Nous pouvons déléguer à cette IA nos facultés d'écrire, de parler, de produire du son et de la musique, de créer des images... Cette IA présente le danger de l’hypertrucage (« Deepfake ») : L'« hypertrucage » est la contrefaçon numérique sophistiquée d'une image, d'un son ou d'une vidéo. L’OCDE et de nombreux organismes ont souligné le risque de désinformation et de manipulation de l’opinion.
L’ IA « Agent » : Logiciels qui peuvent agir, mener des tâches de façon autonome.
Yuval Noah Harari (voir son dernier essai « Nexus: Une brève histoire des réseaux d'information, de l’âge de pierre à l’IA ») évoque l'IA … "agent", dans la mesure où elle est capable de prendre des décisions par elle-même.
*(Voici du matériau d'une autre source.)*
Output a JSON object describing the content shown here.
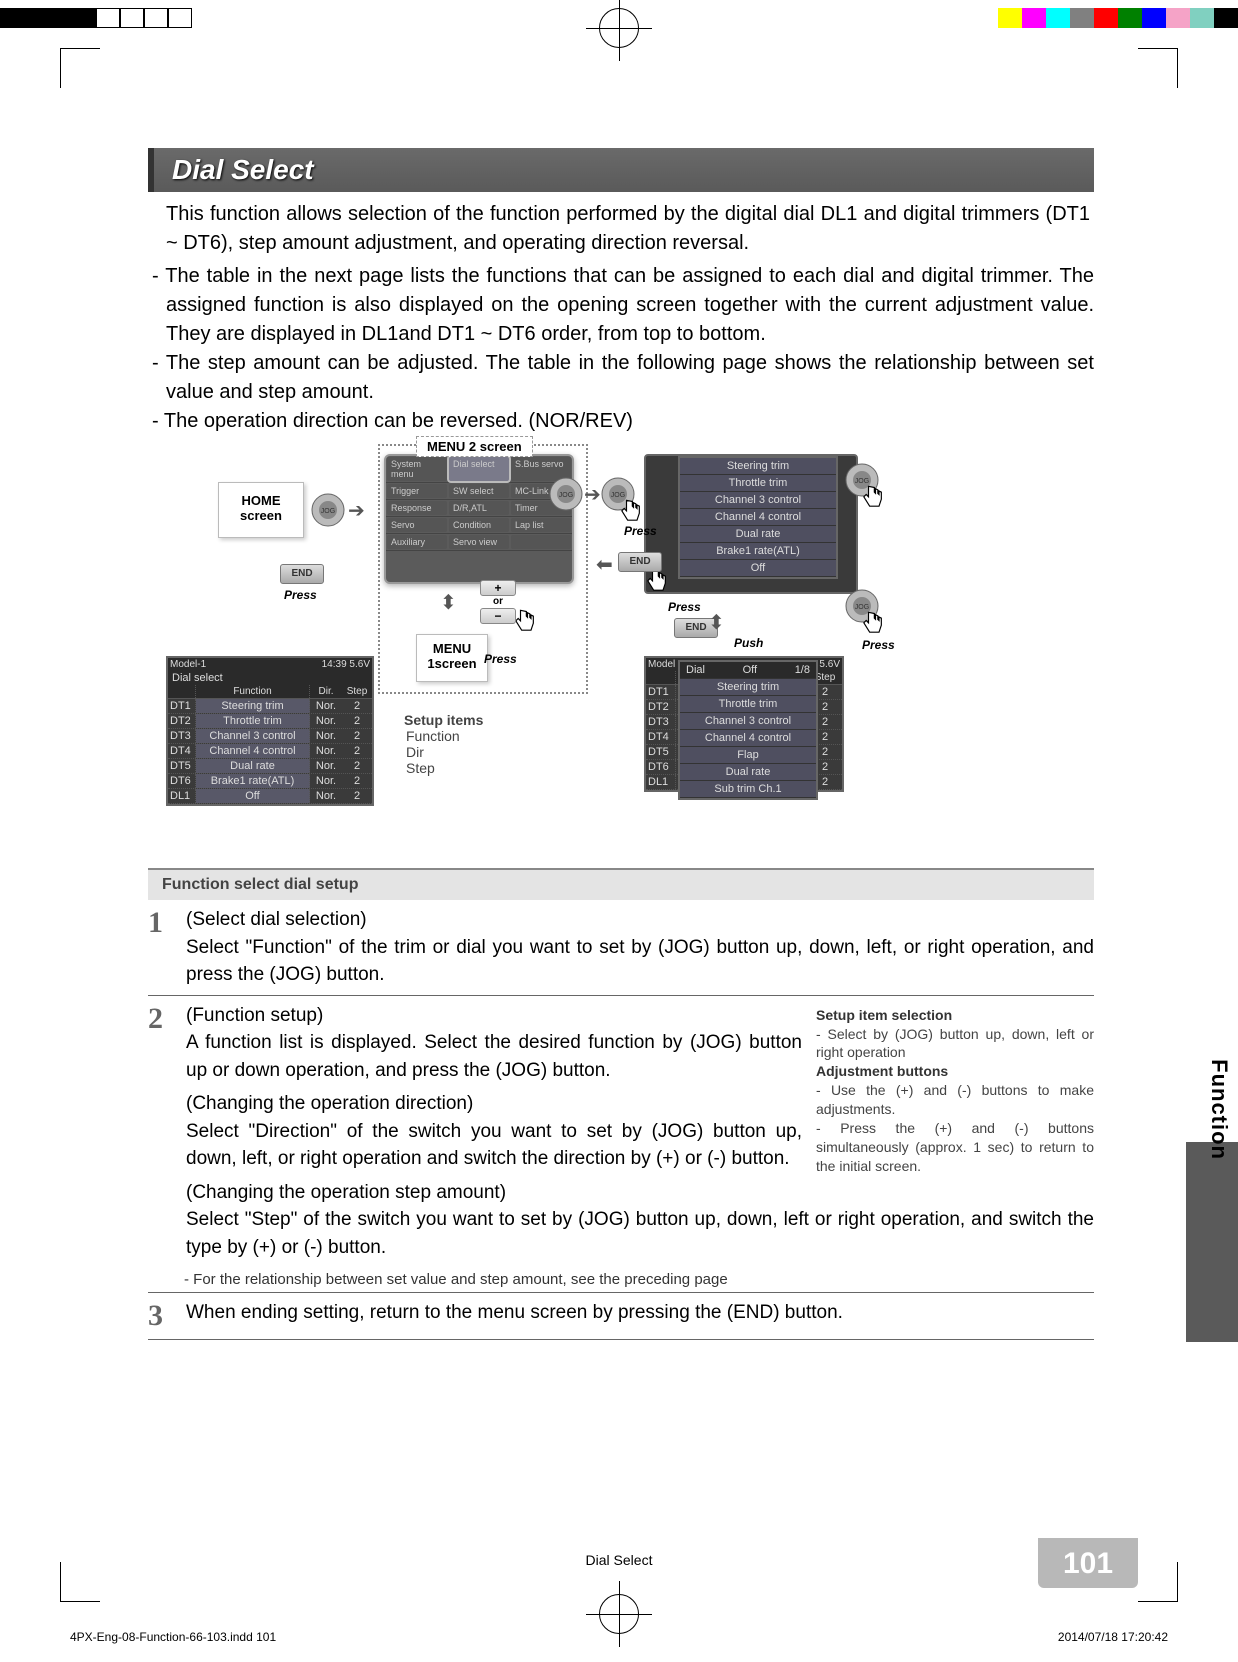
{
  "colorbar": {
    "left": [
      "#000000",
      "#000000",
      "#000000",
      "#000000",
      "#ffffff",
      "#ffffff",
      "#ffffff",
      "#ffffff"
    ],
    "right": [
      "#ffff00",
      "#ff00ff",
      "#00ffff",
      "#808080",
      "#ff0000",
      "#008000",
      "#0000ff",
      "#f5a3c7",
      "#80d0c0",
      "#000000"
    ]
  },
  "header": {
    "title": "Dial Select"
  },
  "intro": "This function allows selection of the function performed by the digital dial DL1 and digital trimmers (DT1 ~ DT6), step amount adjustment, and operating direction reversal.",
  "bullets": {
    "b1": "- The table in the next page lists the functions that can be assigned to each dial and digital trimmer. The assigned function is also displayed on the opening screen together with the current adjustment value. They are displayed in DL1and DT1 ~ DT6 order, from top to bottom.",
    "b2": "- The step amount can be adjusted. The table in the following page shows the relationship between set value and step amount.",
    "b3": "- The operation direction can be reversed. (NOR/REV)"
  },
  "diagram": {
    "home_label": "HOME screen",
    "menu2_label": "MENU 2 screen",
    "menu1_label": "MENU 1screen",
    "press": "Press",
    "push": "Push",
    "end": "END",
    "jog": "JOG",
    "or": "or",
    "setup_items_head": "Setup items",
    "setup_items": [
      "Function",
      "Dir",
      "Step"
    ],
    "menu2_rows": [
      [
        "System menu",
        "Dial select",
        "S.Bus servo"
      ],
      [
        "Trigger",
        "SW select",
        "MC-Link"
      ],
      [
        "Response",
        "D/R,ATL",
        "Timer"
      ],
      [
        "Servo",
        "Condition",
        "Lap list"
      ],
      [
        "Auxiliary",
        "Servo view",
        ""
      ]
    ],
    "menu2_selected": "Dial select",
    "popup1_title": "Dial select",
    "popup1_items": [
      "Steering trim",
      "Throttle trim",
      "Channel 3 control",
      "Channel 4 control",
      "Dual rate",
      "Brake1 rate(ATL)",
      "Off"
    ],
    "popup2_header": {
      "dial": "Dial",
      "val": "Off",
      "page": "1/8"
    },
    "popup2_items": [
      "Steering trim",
      "Throttle trim",
      "Channel 3 control",
      "Channel 4 control",
      "Flap",
      "Dual rate",
      "Sub trim Ch.1"
    ]
  },
  "lcd_left": {
    "hdr_left": "Model-1",
    "hdr_right": "14:39 5.6V",
    "title": "Dial select",
    "cols": [
      "",
      "Function",
      "Dir.",
      "Step"
    ],
    "rows": [
      [
        "DT1",
        "Steering trim",
        "Nor.",
        "2"
      ],
      [
        "DT2",
        "Throttle trim",
        "Nor.",
        "2"
      ],
      [
        "DT3",
        "Channel 3 control",
        "Nor.",
        "2"
      ],
      [
        "DT4",
        "Channel 4 control",
        "Nor.",
        "2"
      ],
      [
        "DT5",
        "Dual rate",
        "Nor.",
        "2"
      ],
      [
        "DT6",
        "Brake1 rate(ATL)",
        "Nor.",
        "2"
      ],
      [
        "DL1",
        "Off",
        "Nor.",
        "2"
      ]
    ]
  },
  "lcd_right": {
    "hdr_left": "Model",
    "hdr_right": "5.6V",
    "cols": [
      "",
      "Step"
    ],
    "rows": [
      [
        "DT1",
        "2"
      ],
      [
        "DT2",
        "2"
      ],
      [
        "DT3",
        "2"
      ],
      [
        "DT4",
        "2"
      ],
      [
        "DT5",
        "2"
      ],
      [
        "DT6",
        "2"
      ],
      [
        "DL1",
        "2"
      ]
    ]
  },
  "section_title": "Function select dial setup",
  "steps": {
    "s1": {
      "num": "1",
      "title": "(Select dial selection)",
      "body": "Select \"Function\" of the trim or dial you want to set by (JOG) button up, down, left, or right operation, and press the (JOG) button."
    },
    "s2": {
      "num": "2",
      "title": "(Function setup)",
      "p1": "A function list is displayed. Select the desired function by (JOG) button up or down operation, and press the (JOG) button.",
      "p2t": "(Changing the operation direction)",
      "p2": "Select \"Direction\" of the switch you want to set by (JOG) button up, down, left, or right operation and switch the direction by (+) or (-) button.",
      "p3t": "(Changing the operation step amount)",
      "p3": "Select \"Step\" of the switch you want to set by (JOG) button up, down, left or right  operation, and switch the type by (+) or (-) button.",
      "note": "- For the relationship between set value and step amount, see the preceding page"
    },
    "s3": {
      "num": "3",
      "body": "When ending setting, return to the menu screen by pressing the (END) button."
    }
  },
  "right_col": {
    "h1": "Setup item selection",
    "p1": "- Select by (JOG) button up, down, left or right operation",
    "h2": "Adjustment buttons",
    "p2": "- Use the (+) and (-) buttons to make adjustments.",
    "p3": "- Press the (+) and (-) buttons simultaneously (approx. 1 sec) to return to the initial screen."
  },
  "side_tab": "Function",
  "page_num": "101",
  "foot_title": "Dial Select",
  "foot_file": "4PX-Eng-08-Function-66-103.indd   101",
  "foot_date": "2014/07/18   17:20:42"
}
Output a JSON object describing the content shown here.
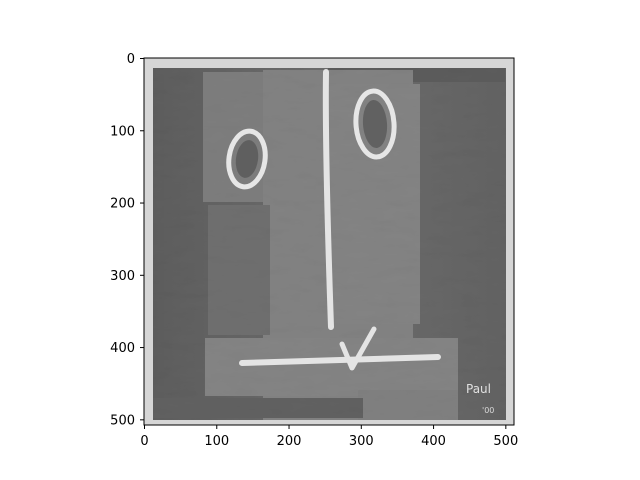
{
  "figure": {
    "x_ticks": [
      "0",
      "100",
      "200",
      "300",
      "400",
      "500"
    ],
    "y_ticks": [
      "0",
      "100",
      "200",
      "300",
      "400",
      "500"
    ]
  },
  "image": {
    "description_kind": "grayscale-relief-artwork",
    "signature_text": "Paul",
    "signature_year": "'00",
    "colors": {
      "background_dark": "#5f5f5f",
      "panel_mid": "#7c7c7c",
      "panel_light": "#8e8e8e",
      "ridge_white": "#e8e8e8",
      "frame_light": "#d9d9d9"
    }
  }
}
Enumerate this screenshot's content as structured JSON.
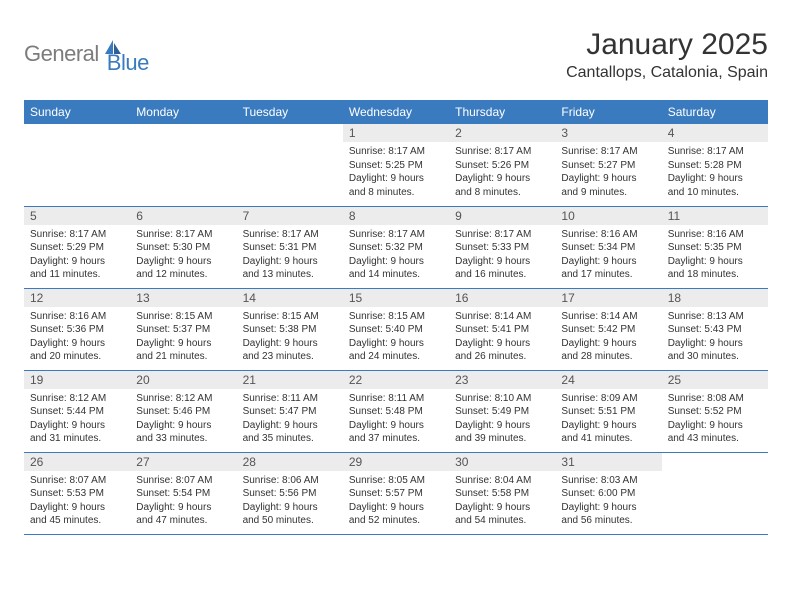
{
  "logo": {
    "text_general": "General",
    "text_blue": "Blue"
  },
  "title": "January 2025",
  "subtitle": "Cantallops, Catalonia, Spain",
  "colors": {
    "header_bg": "#3a7bbf",
    "header_text": "#ffffff",
    "daynum_bg": "#ececec",
    "border": "#3a7bbf",
    "body_text": "#333333",
    "logo_gray": "#7c7c7c",
    "logo_blue": "#3a7bbf"
  },
  "weekdays": [
    "Sunday",
    "Monday",
    "Tuesday",
    "Wednesday",
    "Thursday",
    "Friday",
    "Saturday"
  ],
  "weeks": [
    [
      null,
      null,
      null,
      {
        "n": "1",
        "sr": "8:17 AM",
        "ss": "5:25 PM",
        "dl": "9 hours and 8 minutes."
      },
      {
        "n": "2",
        "sr": "8:17 AM",
        "ss": "5:26 PM",
        "dl": "9 hours and 8 minutes."
      },
      {
        "n": "3",
        "sr": "8:17 AM",
        "ss": "5:27 PM",
        "dl": "9 hours and 9 minutes."
      },
      {
        "n": "4",
        "sr": "8:17 AM",
        "ss": "5:28 PM",
        "dl": "9 hours and 10 minutes."
      }
    ],
    [
      {
        "n": "5",
        "sr": "8:17 AM",
        "ss": "5:29 PM",
        "dl": "9 hours and 11 minutes."
      },
      {
        "n": "6",
        "sr": "8:17 AM",
        "ss": "5:30 PM",
        "dl": "9 hours and 12 minutes."
      },
      {
        "n": "7",
        "sr": "8:17 AM",
        "ss": "5:31 PM",
        "dl": "9 hours and 13 minutes."
      },
      {
        "n": "8",
        "sr": "8:17 AM",
        "ss": "5:32 PM",
        "dl": "9 hours and 14 minutes."
      },
      {
        "n": "9",
        "sr": "8:17 AM",
        "ss": "5:33 PM",
        "dl": "9 hours and 16 minutes."
      },
      {
        "n": "10",
        "sr": "8:16 AM",
        "ss": "5:34 PM",
        "dl": "9 hours and 17 minutes."
      },
      {
        "n": "11",
        "sr": "8:16 AM",
        "ss": "5:35 PM",
        "dl": "9 hours and 18 minutes."
      }
    ],
    [
      {
        "n": "12",
        "sr": "8:16 AM",
        "ss": "5:36 PM",
        "dl": "9 hours and 20 minutes."
      },
      {
        "n": "13",
        "sr": "8:15 AM",
        "ss": "5:37 PM",
        "dl": "9 hours and 21 minutes."
      },
      {
        "n": "14",
        "sr": "8:15 AM",
        "ss": "5:38 PM",
        "dl": "9 hours and 23 minutes."
      },
      {
        "n": "15",
        "sr": "8:15 AM",
        "ss": "5:40 PM",
        "dl": "9 hours and 24 minutes."
      },
      {
        "n": "16",
        "sr": "8:14 AM",
        "ss": "5:41 PM",
        "dl": "9 hours and 26 minutes."
      },
      {
        "n": "17",
        "sr": "8:14 AM",
        "ss": "5:42 PM",
        "dl": "9 hours and 28 minutes."
      },
      {
        "n": "18",
        "sr": "8:13 AM",
        "ss": "5:43 PM",
        "dl": "9 hours and 30 minutes."
      }
    ],
    [
      {
        "n": "19",
        "sr": "8:12 AM",
        "ss": "5:44 PM",
        "dl": "9 hours and 31 minutes."
      },
      {
        "n": "20",
        "sr": "8:12 AM",
        "ss": "5:46 PM",
        "dl": "9 hours and 33 minutes."
      },
      {
        "n": "21",
        "sr": "8:11 AM",
        "ss": "5:47 PM",
        "dl": "9 hours and 35 minutes."
      },
      {
        "n": "22",
        "sr": "8:11 AM",
        "ss": "5:48 PM",
        "dl": "9 hours and 37 minutes."
      },
      {
        "n": "23",
        "sr": "8:10 AM",
        "ss": "5:49 PM",
        "dl": "9 hours and 39 minutes."
      },
      {
        "n": "24",
        "sr": "8:09 AM",
        "ss": "5:51 PM",
        "dl": "9 hours and 41 minutes."
      },
      {
        "n": "25",
        "sr": "8:08 AM",
        "ss": "5:52 PM",
        "dl": "9 hours and 43 minutes."
      }
    ],
    [
      {
        "n": "26",
        "sr": "8:07 AM",
        "ss": "5:53 PM",
        "dl": "9 hours and 45 minutes."
      },
      {
        "n": "27",
        "sr": "8:07 AM",
        "ss": "5:54 PM",
        "dl": "9 hours and 47 minutes."
      },
      {
        "n": "28",
        "sr": "8:06 AM",
        "ss": "5:56 PM",
        "dl": "9 hours and 50 minutes."
      },
      {
        "n": "29",
        "sr": "8:05 AM",
        "ss": "5:57 PM",
        "dl": "9 hours and 52 minutes."
      },
      {
        "n": "30",
        "sr": "8:04 AM",
        "ss": "5:58 PM",
        "dl": "9 hours and 54 minutes."
      },
      {
        "n": "31",
        "sr": "8:03 AM",
        "ss": "6:00 PM",
        "dl": "9 hours and 56 minutes."
      },
      null
    ]
  ],
  "labels": {
    "sunrise": "Sunrise:",
    "sunset": "Sunset:",
    "daylight": "Daylight:"
  }
}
A la différence d'un ordinateur qui ne fait qu'exécuter les demandes d'un être humain, l'IA "créée, invente de nouvelles idées, apprend par elle-même". C'est donc une faculté d'autonomie et de prise d'initiative qui la distingue de toutes les technologies du passé. Harari mobilise l'exemple des médias : "ceux-ci forment la politique, le débat humain. La décision de ce dont on va parler dépend d'un rédacteur en chef. Sur les plateformes, l'IA décide désormais quelle sera la prochaine vidéo en haut de votre fil d'actualité. Elle a même trouvé comment les gens pouvaient passer plus de temps sur les réseaux : c'est en attisant la haine que l'on fidélise un être humain car, de cette manière, il est plus engagé sur un thème".
Elon Musk est un des premiers investisseurs de DeepMind (Google DeepMind est une entreprise spécialisée dans l'intelligence artificielle), société qui essaie de combiner « les meilleures techniques de l'apprentissage automatique et des neurosciences des systèmes pour construire de puissants algorithmes d'apprentissage généraliste ».
L'IA Générale : Certains experts évoquent l'IA Générale "de niveau humain".
L'intelligence artificielle générale (IAG) n'est pas encore une réalité – c'est une forme hypothétique d'intelligence artificielle (IA) où une machine apprend et pense comme un humain. À terme, elle effacerait les frontières entre l'humain et la machine. Elle serait capable de comprendre et réaliser n'importe quelle tâche intellectuelle qu'un humain peut accomplir.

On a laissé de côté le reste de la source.